Однако одновременно эта книга служит и наставлением по ассимиляции. «В период наивысшего расцвета цивилизации евреи, отделившиеся от христиан, занимают в обществе положение, которое нельзя назвать нормальным», — пишет Исаак на первой странице книги, и его мучительное переживание этой аномалии отражается в полном сарказма описании традиционной еврейской учености и обычаев. Впрочем, кое-что в библейском иудаизме — национальном вероисповедании независимого государства — его восхищает. Он даже предполагает, что древнееврейское государство может служить образцом управления страной: «В эпоху теократии в этом грубом и воинственном народе сохранялось политическое равенство, которое тщетно пытаются обеспечить общественные институты при различных формах демократического правления». Протосионизм Исаака и утверждение, что подлинная свобода заключена только в подчинении божественному порядку, оказали сильнейшее влияние на политические взгляды его сына.
Однако, по мнению Исаака, победа Рима лишила евреев основы для достойного существования как нации, и для иудаизма наступил темный период: «Выстроенная мощно и искусно, но при этом бесчеловечная, основанная на слабостях нашей натуры, эта система суеверий и предрассудков погрузила евреев в океан ритуальных правил, казуистических толкований и деспотических предписаний, несравнимых даже с теми, что позднее в подражание им возникли в католицизме». Сравнение раввинистического иудаизма с «казуистическим» католицизмом — искусный риторический прием, который позволил Исааку привлечь на свою сторону как вольтерианский антиклерикализм, так и традиционное для английских протестантов недоверие к Папе. Неприязнь к Талмуду, заявляет при этом Исаак, не означает неприязни к самому иудаизму, но только к обскурантизму. В другой своей книге он называет Талмуд «завершенной системой варварской еврейской учености».

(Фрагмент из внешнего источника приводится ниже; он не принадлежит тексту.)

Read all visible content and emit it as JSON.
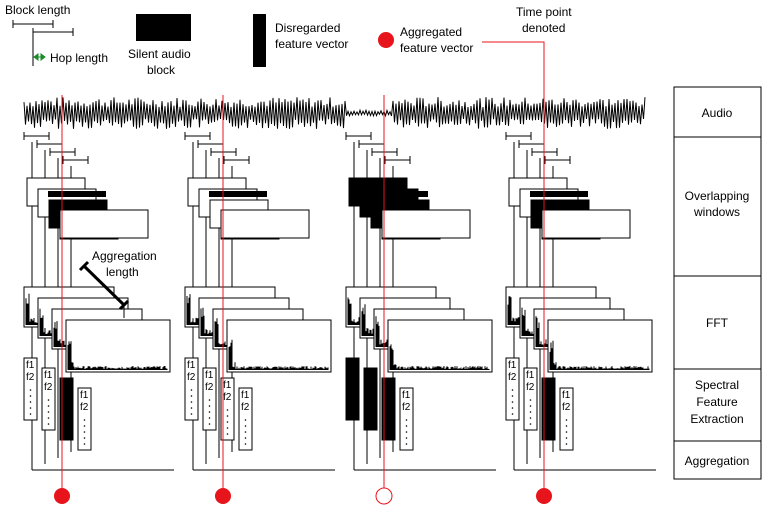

Возникает вопрос: как в современном мире евреям следует поступать с этим варварским наследием? Исаак дает прямой ответ: они должны «слиться» с современным европейским обществом. Не существует причин, уверяет он своих читателей, по которым евреи не могут стать добрыми англичанами: «Через несколько поколений евреи обретают характер народа, частью которого стали, и их поступками движут общие с этим народом чувства». Однако в обмен на эту возможность ассимилироваться Исаак требует от евреев отказа от устаревших традиций. «Я заклинаю евреев, — пишет он, — начать обучение их молодежи по-европейски, а не так, как ее учат в Палестине. Пусть их Талмуд займет место на самой верхней полке, чтобы молодые люди обращались к нему как к антикварной диковине, а не как к учебнику жизни».

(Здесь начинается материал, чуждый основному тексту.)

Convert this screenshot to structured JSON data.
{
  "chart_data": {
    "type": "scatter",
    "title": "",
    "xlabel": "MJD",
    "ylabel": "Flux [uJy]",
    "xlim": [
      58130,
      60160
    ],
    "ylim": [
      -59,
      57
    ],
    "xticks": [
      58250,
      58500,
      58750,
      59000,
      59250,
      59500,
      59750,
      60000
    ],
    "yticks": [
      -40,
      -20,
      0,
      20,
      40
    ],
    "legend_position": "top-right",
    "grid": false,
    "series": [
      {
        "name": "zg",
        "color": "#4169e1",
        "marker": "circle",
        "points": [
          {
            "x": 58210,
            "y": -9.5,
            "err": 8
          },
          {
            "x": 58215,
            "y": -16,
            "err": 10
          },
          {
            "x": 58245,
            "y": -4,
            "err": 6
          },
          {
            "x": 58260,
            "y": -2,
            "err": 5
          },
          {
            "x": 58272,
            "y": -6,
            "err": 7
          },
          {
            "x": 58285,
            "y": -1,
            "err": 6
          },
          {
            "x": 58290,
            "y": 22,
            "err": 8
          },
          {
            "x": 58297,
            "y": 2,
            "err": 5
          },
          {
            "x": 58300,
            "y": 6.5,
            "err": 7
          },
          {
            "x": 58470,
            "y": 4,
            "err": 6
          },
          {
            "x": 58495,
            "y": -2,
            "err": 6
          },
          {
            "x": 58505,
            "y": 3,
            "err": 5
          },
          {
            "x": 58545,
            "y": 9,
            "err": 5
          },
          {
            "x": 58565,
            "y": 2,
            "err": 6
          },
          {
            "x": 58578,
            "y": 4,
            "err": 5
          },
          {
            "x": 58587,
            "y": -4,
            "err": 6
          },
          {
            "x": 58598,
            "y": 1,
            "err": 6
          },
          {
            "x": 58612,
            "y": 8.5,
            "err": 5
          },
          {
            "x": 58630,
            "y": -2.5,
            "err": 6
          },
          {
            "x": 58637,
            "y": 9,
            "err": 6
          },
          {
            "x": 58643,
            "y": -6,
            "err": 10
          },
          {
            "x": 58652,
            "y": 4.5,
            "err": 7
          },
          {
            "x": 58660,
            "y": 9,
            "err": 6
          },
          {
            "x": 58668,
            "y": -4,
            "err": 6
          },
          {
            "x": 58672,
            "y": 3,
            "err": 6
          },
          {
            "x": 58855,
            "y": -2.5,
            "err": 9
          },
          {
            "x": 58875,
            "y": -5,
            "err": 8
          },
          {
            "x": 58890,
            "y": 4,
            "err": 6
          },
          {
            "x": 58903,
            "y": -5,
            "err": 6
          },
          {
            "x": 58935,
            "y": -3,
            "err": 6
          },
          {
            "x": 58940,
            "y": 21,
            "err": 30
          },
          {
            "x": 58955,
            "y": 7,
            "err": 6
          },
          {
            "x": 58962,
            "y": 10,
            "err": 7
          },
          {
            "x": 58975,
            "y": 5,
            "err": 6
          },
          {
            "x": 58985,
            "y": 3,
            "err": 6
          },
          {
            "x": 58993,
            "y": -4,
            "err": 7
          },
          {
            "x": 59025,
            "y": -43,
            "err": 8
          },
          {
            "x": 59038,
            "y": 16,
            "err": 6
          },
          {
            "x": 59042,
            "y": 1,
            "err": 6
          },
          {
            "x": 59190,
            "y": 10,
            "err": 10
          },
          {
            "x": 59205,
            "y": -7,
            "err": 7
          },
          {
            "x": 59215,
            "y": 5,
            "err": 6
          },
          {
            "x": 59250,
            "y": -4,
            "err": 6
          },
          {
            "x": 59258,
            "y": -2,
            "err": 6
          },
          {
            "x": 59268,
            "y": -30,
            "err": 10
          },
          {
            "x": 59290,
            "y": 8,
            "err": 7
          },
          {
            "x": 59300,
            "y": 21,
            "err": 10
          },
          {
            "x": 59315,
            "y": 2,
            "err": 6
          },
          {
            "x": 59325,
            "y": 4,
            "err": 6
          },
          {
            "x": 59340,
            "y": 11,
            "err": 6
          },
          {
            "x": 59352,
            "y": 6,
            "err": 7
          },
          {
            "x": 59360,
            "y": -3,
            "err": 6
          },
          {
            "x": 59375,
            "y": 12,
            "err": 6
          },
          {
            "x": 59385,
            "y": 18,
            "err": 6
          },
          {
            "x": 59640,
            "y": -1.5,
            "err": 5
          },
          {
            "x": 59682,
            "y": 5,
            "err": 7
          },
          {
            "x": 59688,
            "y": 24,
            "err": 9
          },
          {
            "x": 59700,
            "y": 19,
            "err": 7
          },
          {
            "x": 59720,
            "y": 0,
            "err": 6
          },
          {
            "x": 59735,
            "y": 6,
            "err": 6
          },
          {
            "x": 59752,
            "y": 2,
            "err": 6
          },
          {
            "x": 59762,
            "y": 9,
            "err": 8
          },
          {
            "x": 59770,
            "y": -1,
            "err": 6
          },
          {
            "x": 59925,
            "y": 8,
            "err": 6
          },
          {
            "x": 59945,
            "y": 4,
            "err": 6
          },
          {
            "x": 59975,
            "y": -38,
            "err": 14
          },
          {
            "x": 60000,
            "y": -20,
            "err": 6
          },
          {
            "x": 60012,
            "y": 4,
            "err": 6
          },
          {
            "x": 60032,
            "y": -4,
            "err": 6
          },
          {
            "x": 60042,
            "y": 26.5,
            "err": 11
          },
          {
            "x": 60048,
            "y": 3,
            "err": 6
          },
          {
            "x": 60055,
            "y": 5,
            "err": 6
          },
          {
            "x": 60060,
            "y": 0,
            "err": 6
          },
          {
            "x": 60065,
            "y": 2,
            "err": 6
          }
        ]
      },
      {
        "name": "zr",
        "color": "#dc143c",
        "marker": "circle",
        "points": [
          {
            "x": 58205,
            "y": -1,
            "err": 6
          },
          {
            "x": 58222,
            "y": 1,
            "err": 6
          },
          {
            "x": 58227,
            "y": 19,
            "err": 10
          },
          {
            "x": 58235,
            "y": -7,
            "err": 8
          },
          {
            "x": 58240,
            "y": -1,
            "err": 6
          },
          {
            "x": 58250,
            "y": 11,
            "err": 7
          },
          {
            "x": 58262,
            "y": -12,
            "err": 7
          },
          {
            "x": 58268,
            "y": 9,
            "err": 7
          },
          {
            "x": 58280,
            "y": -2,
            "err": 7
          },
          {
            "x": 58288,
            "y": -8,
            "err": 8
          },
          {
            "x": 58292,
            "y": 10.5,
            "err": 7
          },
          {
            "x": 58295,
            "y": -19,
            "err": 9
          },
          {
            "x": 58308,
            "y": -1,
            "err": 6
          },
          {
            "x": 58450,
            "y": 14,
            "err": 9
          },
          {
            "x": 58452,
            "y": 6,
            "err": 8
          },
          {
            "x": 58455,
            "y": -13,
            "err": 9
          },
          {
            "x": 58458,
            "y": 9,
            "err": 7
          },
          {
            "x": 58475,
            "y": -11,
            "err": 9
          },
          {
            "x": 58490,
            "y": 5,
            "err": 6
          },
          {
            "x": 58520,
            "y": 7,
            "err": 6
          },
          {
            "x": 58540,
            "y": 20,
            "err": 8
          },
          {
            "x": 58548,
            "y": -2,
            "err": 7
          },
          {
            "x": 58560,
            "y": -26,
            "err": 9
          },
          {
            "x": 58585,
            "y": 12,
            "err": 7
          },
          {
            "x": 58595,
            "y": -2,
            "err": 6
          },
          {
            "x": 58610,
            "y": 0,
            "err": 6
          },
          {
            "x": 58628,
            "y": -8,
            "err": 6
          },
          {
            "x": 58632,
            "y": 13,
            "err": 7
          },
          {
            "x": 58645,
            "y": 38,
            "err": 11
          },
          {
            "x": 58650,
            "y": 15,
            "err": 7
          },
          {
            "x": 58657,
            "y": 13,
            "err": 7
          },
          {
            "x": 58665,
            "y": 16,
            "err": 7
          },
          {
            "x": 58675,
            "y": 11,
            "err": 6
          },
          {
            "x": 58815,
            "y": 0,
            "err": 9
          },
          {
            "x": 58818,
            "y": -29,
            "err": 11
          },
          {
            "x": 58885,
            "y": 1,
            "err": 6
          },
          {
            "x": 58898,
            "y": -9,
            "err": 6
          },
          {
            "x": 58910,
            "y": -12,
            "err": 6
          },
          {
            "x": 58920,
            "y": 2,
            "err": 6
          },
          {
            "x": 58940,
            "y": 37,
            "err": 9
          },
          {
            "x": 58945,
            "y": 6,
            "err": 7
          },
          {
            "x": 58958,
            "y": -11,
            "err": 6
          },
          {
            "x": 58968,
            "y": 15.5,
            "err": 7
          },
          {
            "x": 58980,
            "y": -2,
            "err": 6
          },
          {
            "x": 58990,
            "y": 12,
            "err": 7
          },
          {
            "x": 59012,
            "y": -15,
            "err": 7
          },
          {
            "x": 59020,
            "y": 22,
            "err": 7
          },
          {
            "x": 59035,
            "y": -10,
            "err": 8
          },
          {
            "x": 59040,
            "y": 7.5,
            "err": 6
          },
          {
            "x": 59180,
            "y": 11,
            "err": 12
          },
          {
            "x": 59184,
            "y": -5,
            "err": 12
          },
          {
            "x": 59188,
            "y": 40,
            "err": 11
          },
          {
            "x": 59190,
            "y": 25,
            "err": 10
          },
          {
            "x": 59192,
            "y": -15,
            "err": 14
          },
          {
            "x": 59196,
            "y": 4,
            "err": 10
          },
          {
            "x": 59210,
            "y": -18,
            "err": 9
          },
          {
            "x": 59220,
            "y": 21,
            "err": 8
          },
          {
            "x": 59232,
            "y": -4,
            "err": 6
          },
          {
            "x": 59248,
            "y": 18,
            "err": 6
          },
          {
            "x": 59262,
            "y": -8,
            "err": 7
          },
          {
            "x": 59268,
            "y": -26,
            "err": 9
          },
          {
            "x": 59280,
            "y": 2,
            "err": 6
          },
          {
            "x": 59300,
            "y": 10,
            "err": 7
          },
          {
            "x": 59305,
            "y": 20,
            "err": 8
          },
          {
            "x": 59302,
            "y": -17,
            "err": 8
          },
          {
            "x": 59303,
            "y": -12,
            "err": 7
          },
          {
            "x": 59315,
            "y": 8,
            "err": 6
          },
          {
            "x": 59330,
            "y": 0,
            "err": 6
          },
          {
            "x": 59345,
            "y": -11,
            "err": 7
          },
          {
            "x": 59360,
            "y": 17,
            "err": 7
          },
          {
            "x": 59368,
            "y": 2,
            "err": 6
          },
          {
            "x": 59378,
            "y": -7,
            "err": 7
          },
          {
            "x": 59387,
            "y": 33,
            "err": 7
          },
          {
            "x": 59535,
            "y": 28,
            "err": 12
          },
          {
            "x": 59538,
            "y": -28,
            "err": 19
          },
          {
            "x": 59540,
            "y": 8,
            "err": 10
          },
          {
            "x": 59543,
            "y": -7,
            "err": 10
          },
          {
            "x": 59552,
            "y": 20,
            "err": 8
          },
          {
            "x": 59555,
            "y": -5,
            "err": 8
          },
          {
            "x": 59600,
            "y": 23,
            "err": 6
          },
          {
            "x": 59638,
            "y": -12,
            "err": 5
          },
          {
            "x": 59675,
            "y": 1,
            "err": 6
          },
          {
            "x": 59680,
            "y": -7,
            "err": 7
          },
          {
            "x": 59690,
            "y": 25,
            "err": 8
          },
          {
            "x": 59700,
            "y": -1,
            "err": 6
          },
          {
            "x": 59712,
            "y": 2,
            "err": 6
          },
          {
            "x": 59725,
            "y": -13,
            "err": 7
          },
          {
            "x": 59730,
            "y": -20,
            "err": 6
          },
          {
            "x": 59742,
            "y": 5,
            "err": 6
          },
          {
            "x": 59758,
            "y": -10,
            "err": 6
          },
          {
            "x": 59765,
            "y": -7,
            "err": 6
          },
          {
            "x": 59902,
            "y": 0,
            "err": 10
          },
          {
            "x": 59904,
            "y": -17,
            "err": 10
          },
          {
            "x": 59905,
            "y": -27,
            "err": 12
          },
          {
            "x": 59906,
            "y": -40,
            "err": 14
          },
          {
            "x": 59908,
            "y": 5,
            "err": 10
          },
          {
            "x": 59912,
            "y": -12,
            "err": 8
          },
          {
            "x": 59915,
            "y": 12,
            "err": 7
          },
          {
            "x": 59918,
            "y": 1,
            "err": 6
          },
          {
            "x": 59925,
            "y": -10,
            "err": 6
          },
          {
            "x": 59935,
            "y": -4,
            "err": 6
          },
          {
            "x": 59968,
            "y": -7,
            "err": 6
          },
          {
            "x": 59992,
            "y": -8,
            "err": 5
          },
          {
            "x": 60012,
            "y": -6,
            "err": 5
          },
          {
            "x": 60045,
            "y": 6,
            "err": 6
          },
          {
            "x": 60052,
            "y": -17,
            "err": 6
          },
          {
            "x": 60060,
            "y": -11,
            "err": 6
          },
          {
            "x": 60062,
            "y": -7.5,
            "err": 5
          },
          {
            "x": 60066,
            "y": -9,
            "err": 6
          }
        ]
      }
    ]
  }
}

Возможно, наиболее красноречивая деталь этого призыва заключается в местоимениях: Д’Израэли пишет «их», а не «нашей» и «наш», словно сам уже не один из этих евреев. Еще более уклончив Исаак, когда пишет: «Пусть те, кто имел счастье родиться в христианской вере, с состраданием отнесутся к еврею, ибо помочь ему не в наших силах». В то же время в другом месте книги его язык отчетливо двусмыслен. «В иудаизме мы прослеживаем наше христианство, а христианство возрождает в памяти наш иудаизм», — пишет Исаак так, будто он одновременно и христианин, и еврей. Это настойчивое утверждение, что христианство и иудаизм связаны неразрывными узами и что христианин не может быть таковым в полном смысле слова, не осознав еврейских корней христианства, станет еще одним важным аспектом воззрений Бенджамина Дизраэли на иудаизм. В 1847 году, выступая за предоставление евреям права быть членами парламента, Дизраэли вторит своему отцу: «Кто эти люди, исповедующие иудаизм? Они признают того же Бога, что и христиане нашей страны. Они признают то же Божественное откровение, что и вы. Они, говоря по-человечески, — создатели вашей религии».
Казалось бы, свободомыслие Исаака и его взгляды на «слияние» евреев с европейским обществом должны были устранить все преграды к тому, чтобы он просто-напросто принял христианство. Тем не менее, как это ни странно, на страницах «Гения иудаизма» он пишет об иудеях, обратившихся в христианскую веру, с нескрываемым презрением. Исаак с удовлетворением отмечает, что Обществу по распространению христианства среди евреев[18]
«удавалось заполучить не более шести прозелитов в год». Хотя он и сожалеет об упорном желании евреев оставаться «особенным народом», что, по его словам, служит «истинной причиной всеобщей ненависти, возбуждаемой евреями в любой нации и в любую эпоху», он же, в нарушение всякой логики, гордится этим свойством еврейского народа. «Иудаизм и христианство разделены лишь одним шагом, — пишет Исаак, — но, по воле Небес, „сын Завета“ оказывается не в силах этот шаг сделать».